LEAR

Duke Theater Studies
Sheafer Lab Theater
closed April 14

Faye Goodwin as Cordelia, in Young Jean Lees LEAR
  • Les Todd/Duke Theater Studies
  • Faye Goodwin as Cordelia, in Young Jean Lee’s LEAR

In the current PlayMakers Rep production of Cabaret, would-be American novelist Clifford Bradshaw says that 1932 Berlin is “like a bunch of kids playing in their room—getting wilder and wilder—and knowing any minute their parents are going to come home.”

Young Jean Lee’s LEAR has a similar feel to it, with one marked exception: In this case, the parents are never coming home—not after King Lear and Gloucester, the fathers of the quintet we ultimately see on stage, have both been stripped of all power and banished to the storm, presumably to their deaths in this interpretation.

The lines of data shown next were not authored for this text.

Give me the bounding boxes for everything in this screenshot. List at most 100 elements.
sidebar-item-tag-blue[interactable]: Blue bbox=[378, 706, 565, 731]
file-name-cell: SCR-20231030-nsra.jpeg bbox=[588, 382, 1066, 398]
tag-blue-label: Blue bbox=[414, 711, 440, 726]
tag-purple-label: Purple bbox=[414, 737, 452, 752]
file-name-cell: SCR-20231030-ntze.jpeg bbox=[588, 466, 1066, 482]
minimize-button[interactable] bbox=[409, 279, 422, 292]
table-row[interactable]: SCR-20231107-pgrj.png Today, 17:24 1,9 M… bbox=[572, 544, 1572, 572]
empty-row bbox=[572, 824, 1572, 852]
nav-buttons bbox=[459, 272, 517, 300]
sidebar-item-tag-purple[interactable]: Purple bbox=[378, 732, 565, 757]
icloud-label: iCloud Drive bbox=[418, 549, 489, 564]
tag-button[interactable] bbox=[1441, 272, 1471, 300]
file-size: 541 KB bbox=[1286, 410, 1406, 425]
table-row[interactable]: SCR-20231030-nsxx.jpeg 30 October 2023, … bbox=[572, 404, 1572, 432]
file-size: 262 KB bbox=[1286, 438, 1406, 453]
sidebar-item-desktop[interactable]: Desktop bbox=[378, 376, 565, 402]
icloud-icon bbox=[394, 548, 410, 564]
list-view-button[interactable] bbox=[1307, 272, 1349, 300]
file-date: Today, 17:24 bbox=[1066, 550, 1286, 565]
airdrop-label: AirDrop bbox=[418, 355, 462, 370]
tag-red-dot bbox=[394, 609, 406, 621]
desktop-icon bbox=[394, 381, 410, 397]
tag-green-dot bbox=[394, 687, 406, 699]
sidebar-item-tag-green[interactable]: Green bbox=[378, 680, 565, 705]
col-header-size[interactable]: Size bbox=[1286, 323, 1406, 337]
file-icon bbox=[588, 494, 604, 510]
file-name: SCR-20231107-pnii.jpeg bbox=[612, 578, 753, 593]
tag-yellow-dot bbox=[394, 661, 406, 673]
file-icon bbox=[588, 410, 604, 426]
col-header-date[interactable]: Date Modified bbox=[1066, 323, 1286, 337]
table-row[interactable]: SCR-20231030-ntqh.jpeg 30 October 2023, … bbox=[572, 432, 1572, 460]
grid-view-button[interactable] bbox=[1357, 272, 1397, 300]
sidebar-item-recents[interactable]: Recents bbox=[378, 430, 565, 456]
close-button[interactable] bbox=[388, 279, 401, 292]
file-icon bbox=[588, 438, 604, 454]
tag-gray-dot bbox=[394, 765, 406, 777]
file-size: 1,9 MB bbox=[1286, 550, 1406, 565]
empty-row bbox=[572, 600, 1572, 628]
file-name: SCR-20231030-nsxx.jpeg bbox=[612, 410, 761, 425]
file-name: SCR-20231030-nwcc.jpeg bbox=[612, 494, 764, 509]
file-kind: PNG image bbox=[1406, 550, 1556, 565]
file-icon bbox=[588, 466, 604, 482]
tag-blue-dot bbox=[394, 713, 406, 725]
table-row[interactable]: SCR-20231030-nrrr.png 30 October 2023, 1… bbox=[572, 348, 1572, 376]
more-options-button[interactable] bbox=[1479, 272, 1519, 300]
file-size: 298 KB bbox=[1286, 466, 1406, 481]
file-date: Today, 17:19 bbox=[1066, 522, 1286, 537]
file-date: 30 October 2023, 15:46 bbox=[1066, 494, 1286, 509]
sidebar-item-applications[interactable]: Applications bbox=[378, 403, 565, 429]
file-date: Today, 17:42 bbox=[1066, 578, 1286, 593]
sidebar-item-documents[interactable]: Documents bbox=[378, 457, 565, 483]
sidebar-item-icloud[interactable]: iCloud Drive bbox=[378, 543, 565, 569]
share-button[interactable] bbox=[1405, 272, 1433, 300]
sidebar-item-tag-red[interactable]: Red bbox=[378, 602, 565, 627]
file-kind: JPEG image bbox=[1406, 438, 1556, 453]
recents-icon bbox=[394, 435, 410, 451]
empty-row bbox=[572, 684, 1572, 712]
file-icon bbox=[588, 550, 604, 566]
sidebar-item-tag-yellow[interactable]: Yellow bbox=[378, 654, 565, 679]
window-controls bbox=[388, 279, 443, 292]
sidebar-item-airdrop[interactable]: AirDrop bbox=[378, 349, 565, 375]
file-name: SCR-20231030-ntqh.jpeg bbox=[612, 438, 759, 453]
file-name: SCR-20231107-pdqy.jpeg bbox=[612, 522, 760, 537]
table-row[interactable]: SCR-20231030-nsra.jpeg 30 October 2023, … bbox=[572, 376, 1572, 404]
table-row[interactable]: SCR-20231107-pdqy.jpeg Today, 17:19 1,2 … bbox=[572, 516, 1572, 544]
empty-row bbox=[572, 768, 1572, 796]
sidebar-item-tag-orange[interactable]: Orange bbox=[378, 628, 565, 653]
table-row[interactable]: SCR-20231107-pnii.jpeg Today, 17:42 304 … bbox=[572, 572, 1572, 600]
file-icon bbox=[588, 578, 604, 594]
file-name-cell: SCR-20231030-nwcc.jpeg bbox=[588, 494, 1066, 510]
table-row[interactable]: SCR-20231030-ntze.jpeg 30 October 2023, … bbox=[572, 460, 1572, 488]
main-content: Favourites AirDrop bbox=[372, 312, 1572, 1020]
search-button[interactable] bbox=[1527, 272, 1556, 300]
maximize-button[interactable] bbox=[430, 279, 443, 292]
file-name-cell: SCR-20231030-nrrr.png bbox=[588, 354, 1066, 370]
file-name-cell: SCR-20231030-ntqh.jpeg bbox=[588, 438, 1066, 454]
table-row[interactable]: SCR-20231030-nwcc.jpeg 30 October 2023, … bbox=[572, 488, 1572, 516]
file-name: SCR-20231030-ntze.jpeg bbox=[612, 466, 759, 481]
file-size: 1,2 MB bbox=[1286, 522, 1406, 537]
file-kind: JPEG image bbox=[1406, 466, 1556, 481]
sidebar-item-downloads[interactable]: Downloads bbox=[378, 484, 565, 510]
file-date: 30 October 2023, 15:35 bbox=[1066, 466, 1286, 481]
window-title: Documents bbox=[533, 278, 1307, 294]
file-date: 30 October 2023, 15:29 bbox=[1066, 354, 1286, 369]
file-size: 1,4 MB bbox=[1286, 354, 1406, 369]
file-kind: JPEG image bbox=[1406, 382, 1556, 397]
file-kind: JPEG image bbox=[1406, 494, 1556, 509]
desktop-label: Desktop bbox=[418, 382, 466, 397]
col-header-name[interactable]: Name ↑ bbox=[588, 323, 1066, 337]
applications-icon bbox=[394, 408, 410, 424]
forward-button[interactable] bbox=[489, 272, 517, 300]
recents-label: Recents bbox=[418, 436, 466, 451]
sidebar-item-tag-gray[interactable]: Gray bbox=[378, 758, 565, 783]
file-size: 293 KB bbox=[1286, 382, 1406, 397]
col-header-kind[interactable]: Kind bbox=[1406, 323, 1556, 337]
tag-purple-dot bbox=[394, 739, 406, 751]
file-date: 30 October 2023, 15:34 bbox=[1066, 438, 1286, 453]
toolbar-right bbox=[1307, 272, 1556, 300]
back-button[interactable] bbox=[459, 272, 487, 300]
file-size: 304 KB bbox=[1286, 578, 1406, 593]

In the absence of such gods, the children in this bizarre redraft have already turned quite feral. The varying mixtures of mania, malice—and panic—in their eyes suggest kids who’ve gotten permanently lost while playing hide and seek in grownup’s bodies. Their impulsivity and increasingly radical swings in mood and focus speak to characters who’ve only just discovered that their games now have no frontiers, no exit—and no end.

So far, so interesting. In Young’s vision, the refinements of a ruling class have gradually crossed over into opulence and psychosis, if not mutation. Those dynamics are fully realized in a trio of performances director Jody McAuliffe has crafted with actors Jazmine Noble as Goneril, Madeleine Roberts as Regan, and particularly Faye Goodwin as Cordelia. In Sonya Drum’s costumes and the equally skillful (but uncredited) wigs and makeup, the daughters’ almost—but not quite—flawless skin and hair recalls the exquisite porcelain horrors of painter Ray Caesar, and more than hints at the madness and corruption underneath.

Madeleine Roberts as Regan, in Young Jean Lees LEAR
  • Les Todd/Duke Theater Studies
  • Madeleine Roberts as Regan, in Young Jean Lee’s LEAR

But after a promising beginning, we keep waiting as scene after scene becomes bogged down or sidetracked in vapid small talk, unvarnished telegraphy (as in Edmund’s early line, “I suck!”) or verbal filigree. Roberts’ emotional velocity compels for a while, and we’re taken with the degree to which Goodwin and McAuliffe create an immaculate Cordelia who fully lives up to Young’s scripted stage direction: “There is something inexplicably terrifying about her.” The witty social criticism of developments like Buddhism in pop culture divert us for a time as well.

But, like any performance choice relied upon too heavily, LEAR’s gothic, psychosexual surrealism, which might have been lifted whole out of a Max Ernst collage novel, finally descends into the unconvincing, if not the ridiculous. In one joyless scene, for example, we encounter this meaningless jabber: “You will find something far greater than all your parts…a knock-kneed badger! With antlers on!”

With revelations of that caliber, it’s unsurprising that, mere moments later, when our audience was invited to find something better to do with our brief lives, a patron actually took the scripted permission to leave the theater.

Ultimately, it’s significant that two of the most compelling scenes in Young’s script actually were lifted, verbatim, from other sources: a 1983 episode of Sesame Street dealing with the death of Mr. Hooper (which has seen renewed circulation on YouTube in the days since the Boston Marathon bombing), and an almost identically named script, by a frequently disputed author from the 16th century.

Jazmine Noble as Goneril, in Young Jean Lees LEAR
  • Les Todd/Duke Theater Studies
  • Jazmine Noble as Goneril, in Young Jean Lee’s LEAR

A notable exception occurs in the final sequence. Actor Max Tabet’s monologue about a man being tormented by his father’s slow death is followed by strobe-lit depictions of silent home movies. It’s every bit the emotional body blow that McAuliffe describes in her program notes.

Before that, though, Young’s script dwells overlong on the self-obsession and hollowness of its characters. Its post-postmodern pretensions too often clog the lines of communication.

It’s tempting to call LEAR a gleeful abomination. It clearly aspires to that. But ultimately, this work feels more like an ill-advised indulgence, or psychoanalysis placed on stage: an overinflated seventy-five minutes of survivor guilt that stays too clever and grandiose too long to truly move us.